SMTP:user@exampledomain.com;smtp:user1@exampledomain.com;X400:c=US\;a= \;p=First Organizati\;o=Exchange\;s=lastname\;g=firstname\;i=middleinitial\;

As you can see there are two addresses listed, but some users will have more. I want to be able to extract those from the results of an LDAP query, but I don't want any of the rest of the information... in this case the X400 onward.

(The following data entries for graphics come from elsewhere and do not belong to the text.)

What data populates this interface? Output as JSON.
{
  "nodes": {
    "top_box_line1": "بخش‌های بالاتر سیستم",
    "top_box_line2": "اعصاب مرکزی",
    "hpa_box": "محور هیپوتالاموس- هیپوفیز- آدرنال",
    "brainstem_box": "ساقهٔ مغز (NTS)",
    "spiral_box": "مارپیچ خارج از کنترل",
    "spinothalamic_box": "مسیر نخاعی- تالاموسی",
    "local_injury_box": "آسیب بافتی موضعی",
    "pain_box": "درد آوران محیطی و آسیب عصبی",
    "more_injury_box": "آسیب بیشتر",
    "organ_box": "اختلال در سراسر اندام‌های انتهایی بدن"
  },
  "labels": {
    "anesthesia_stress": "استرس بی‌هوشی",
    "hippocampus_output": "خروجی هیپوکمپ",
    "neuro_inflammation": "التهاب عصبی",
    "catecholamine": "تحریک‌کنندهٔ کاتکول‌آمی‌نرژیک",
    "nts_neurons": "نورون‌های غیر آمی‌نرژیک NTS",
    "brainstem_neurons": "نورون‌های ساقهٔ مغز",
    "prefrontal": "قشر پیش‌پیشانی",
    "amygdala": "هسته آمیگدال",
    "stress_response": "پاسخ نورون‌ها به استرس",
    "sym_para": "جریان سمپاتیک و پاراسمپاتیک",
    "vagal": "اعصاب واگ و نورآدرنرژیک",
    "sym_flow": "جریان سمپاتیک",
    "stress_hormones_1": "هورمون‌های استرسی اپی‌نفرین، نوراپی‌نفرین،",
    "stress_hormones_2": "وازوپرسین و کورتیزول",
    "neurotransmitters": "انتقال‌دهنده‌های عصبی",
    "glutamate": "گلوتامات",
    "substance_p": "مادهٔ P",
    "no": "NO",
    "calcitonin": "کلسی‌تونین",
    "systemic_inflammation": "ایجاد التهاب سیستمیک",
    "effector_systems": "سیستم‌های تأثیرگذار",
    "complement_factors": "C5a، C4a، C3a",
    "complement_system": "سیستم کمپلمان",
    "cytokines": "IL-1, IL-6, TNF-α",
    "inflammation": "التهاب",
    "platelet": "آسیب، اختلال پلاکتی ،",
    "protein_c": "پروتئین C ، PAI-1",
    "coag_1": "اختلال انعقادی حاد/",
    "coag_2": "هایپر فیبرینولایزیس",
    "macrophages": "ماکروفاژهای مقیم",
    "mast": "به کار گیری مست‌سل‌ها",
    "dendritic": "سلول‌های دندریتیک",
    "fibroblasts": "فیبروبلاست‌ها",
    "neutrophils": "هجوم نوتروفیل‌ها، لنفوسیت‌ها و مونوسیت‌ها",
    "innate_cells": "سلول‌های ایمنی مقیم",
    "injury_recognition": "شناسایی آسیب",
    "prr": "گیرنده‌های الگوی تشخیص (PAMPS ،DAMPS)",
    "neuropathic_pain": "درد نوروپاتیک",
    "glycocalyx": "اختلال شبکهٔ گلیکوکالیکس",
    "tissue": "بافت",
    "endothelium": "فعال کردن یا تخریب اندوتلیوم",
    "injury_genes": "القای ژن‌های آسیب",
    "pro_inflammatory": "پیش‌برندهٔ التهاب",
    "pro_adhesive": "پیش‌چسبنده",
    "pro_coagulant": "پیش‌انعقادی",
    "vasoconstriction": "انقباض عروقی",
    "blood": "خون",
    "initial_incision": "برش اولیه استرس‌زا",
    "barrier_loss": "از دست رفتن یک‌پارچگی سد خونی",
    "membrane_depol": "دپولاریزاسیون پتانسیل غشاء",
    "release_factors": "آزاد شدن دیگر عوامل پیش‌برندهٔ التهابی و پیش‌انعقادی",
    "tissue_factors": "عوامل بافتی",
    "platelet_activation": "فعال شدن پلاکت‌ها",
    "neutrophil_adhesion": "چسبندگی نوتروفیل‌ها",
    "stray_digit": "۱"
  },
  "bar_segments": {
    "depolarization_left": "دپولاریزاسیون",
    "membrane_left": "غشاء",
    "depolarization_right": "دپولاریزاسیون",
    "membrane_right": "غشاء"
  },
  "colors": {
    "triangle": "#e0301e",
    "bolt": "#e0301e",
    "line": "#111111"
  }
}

But I just noticed that the order is different for some users... like this:

X400:c=US\;a= \;p=First Organizati\;o=Exchange\;s=lastname\;g=firstname\;i=middleinitial\;;SMTP:user@exampledomain.com;smtp:user1@exampledomain.com

So given that, I clearly can't simply trim everything starting with X400. So now I need something that will match and delete everthing EXCEPT the SMTP addresses (I also don't need the "SMTP:". Or do the reverse and match the email address and delete everything else. But I really have no idea how to do that. From doing some Googling I found this expression which is supposed to be able to match most e-mail addresses:

\b[A-Z0-9._%+-]+@[A-Z0-9.-]+\.[A-Z]{2,4}\b

But I'm not sure how to apply that to my situation.
 

Nothinman

Elite Member
Sep 14, 2001
30,672
0
0
SMTP:(.*);X400:c=US;a= ;p=First Organizati;o=Exchange;s=lastname;g=firstname;i=middleinitial;

I believe that should return everything between SMTP: and X400, at least it did here in perl.
 

Thraxen

Diamond Member
Dec 3, 2001
4,683
1
81
I guess I should have indicated that "lastname", "firstname", and "middleinitial" are all variables in my example. In each user's proxyAddresses attribute field those are actually their real names. Also, as I stated above, some of the fields are flipped for some reason where the X400 is first and the actual addresses are at the end.
 

Nothinman

Elite Member
Sep 14, 2001
30,672
0
0
Yea but if you know even a little bit of regexp you can add in whatever you need to match them too. Hell just put like "s=.*;g=.*;i=.*" and it'll match anything. The swapping of SMTP and X400 is a little more complicated though.
 

Onund

Senior member
Jul 19, 2007
287
0
0
You could split the line into an array on ; then process each element in a loop. If an element contains smtp at the start then it's an email address. This way you don't have to worry how many addresses there are.

Alternately, if whatever programming language allows this, you can match on something like:
smpt:(.*);
do some processing on what's returned then find the next instance of the match. I believe Java allows something like this.

The difficulty with writing one regex that will match all emails is that there are about a million variations of email addresses. I remember reading a thread on some other message board a while ago where there were about 15 suggestions of regex patterns to match all emails and there were 16 examples of valid emails that failed to match the patterns.
 

Skeeedunt

Platinum Member
Oct 7, 2005
2,777
3
76
Do you specifically need to remove all non smtp sections using one regex, or can you just grab the smtp parts and reassemble? Onund's suggestion would be good for that, this seems to work in perl as well:

@emails = ($string =~ /(smtp:[^;]*;*)/gi);

print $emails[0] . $emails[1]; # or whatever, @emails should have all the smtp:*; parts in it.
 

statik213

Golden Member
Oct 31, 2004
1,654
0
0
Like others have pointed out, you should try to "extract" the potion of the string you want. Usually with regex in most languages you can match on an expression like: SMTP: (\b[A-Z0-9._%+-]+@[A-Z0-9.-]+\.[A-Z]{2,4}\b ) and the resulting match will be an array. the [0] index would be the complete match (i.e. SMTP:foo@bar.com) and [1] would be the contents of the first parenthesized group (foo@bar.com).

** there should be no space between SMTP: and (\b...). damn Fusetalk.